I just can’t imagine discussing this with a group of strangers. 

We get it—risking vulnerability is a frightening task. But that voice of fear wants you to stay stuck in counterproductive cycles of addiction and betrayal so that you never get better. If a doctor said you required surgery to get better, you know there would be risks. But ultimately, you would probably choose to do something risky if it could ensure your health and recovery. Similarly, there can be risks to becoming vulnerable with a group of strangers in therapy, but we believe that risk of not seeking help and finding recovery is even greater. 

Group therapy at Insights Counseling Center is an entirely confidential endeavor. We do not share full names or personal details in the group. And even though the goal is to find healing through community, like other recovery groups, anonymity is an essential part of the process. 

I just don’t think I am ready for the group element of sex addiction therapy/infidelity recovery. 

We hear this a lot, and it’s important to understand that the fear of intimacy is what propelled your addiction in the first place. Addiction is a disease of isolation, and it creates a voice in your head that keeps you trapped in fear and self-doubt—but we won’t nudge you toward group counseling until we think you’re ready. 

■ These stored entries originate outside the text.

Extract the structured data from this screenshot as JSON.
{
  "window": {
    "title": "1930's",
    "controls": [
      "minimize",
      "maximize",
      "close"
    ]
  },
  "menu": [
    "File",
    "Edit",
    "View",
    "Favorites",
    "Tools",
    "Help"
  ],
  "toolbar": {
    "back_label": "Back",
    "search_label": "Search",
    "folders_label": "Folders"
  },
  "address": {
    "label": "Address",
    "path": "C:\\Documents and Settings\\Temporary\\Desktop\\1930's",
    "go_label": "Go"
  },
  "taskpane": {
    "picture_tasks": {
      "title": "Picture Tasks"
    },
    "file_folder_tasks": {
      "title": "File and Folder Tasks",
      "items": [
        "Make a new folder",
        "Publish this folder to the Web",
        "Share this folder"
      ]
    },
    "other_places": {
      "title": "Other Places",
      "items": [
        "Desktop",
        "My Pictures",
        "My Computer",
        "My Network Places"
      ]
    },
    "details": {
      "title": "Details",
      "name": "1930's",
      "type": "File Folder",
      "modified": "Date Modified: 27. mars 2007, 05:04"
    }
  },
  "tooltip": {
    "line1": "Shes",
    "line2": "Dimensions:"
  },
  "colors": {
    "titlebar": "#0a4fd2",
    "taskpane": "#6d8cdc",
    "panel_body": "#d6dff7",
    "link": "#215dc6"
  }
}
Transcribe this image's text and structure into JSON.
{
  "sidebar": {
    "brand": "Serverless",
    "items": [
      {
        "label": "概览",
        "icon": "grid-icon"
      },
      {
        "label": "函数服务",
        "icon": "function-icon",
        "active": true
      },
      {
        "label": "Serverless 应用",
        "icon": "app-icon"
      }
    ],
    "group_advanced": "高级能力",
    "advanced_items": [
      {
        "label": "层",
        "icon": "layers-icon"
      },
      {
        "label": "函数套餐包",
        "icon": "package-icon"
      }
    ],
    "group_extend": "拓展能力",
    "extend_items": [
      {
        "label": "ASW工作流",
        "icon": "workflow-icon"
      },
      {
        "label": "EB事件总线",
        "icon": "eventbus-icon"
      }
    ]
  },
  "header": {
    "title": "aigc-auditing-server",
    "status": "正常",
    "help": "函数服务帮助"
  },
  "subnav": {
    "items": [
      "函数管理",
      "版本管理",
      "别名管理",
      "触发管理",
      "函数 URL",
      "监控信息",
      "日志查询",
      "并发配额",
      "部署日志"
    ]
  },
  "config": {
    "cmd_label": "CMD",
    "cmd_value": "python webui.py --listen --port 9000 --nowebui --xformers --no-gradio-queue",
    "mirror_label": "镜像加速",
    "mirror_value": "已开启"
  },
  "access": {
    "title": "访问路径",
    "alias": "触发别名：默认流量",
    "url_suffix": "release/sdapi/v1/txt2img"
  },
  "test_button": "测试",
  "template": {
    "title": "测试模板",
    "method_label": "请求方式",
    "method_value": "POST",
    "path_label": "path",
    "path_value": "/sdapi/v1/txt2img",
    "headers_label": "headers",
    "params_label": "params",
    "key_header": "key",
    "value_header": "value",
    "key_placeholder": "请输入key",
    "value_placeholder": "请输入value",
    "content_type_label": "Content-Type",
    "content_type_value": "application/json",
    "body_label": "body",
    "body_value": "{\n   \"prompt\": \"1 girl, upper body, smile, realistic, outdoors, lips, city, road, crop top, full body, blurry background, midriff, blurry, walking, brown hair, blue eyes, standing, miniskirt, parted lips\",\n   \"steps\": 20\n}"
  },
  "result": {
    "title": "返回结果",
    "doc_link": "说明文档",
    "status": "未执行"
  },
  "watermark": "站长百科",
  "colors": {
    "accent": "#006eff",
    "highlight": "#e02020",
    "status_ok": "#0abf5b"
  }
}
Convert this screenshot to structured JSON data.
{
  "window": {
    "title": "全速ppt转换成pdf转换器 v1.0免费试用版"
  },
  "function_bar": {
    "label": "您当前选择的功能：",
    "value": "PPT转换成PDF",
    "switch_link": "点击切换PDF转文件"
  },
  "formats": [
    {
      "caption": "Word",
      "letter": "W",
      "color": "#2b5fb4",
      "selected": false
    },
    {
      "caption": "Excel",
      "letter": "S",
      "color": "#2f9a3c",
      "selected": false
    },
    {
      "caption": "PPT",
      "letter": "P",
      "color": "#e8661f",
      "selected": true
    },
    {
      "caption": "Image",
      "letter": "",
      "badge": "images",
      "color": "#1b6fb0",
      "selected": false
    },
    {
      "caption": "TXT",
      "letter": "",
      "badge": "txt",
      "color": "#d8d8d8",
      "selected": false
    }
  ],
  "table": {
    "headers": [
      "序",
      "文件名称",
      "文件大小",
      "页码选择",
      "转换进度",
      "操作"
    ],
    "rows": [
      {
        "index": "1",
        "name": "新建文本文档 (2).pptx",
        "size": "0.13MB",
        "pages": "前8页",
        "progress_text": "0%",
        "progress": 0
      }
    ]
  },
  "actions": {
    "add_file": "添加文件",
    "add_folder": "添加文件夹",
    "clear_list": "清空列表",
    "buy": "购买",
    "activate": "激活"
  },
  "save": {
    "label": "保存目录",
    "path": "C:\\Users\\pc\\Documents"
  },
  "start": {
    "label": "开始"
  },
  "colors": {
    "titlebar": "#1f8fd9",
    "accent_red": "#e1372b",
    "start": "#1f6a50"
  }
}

That said, we believe the group element of recovery is the “magic accelerator” of the healing process. You’ll go farther at a faster pace in a group, and our clients often comment that exploring their experiences in a shared community is an essential turning point in their recovery. 

You Don’t Have To Navigate The Pain Alone

If you struggle with sex and porn addiction or feel betrayed by your partner’s extramarital sexual behaviors, group therapy at Insights Counseling Center fosters community and healing.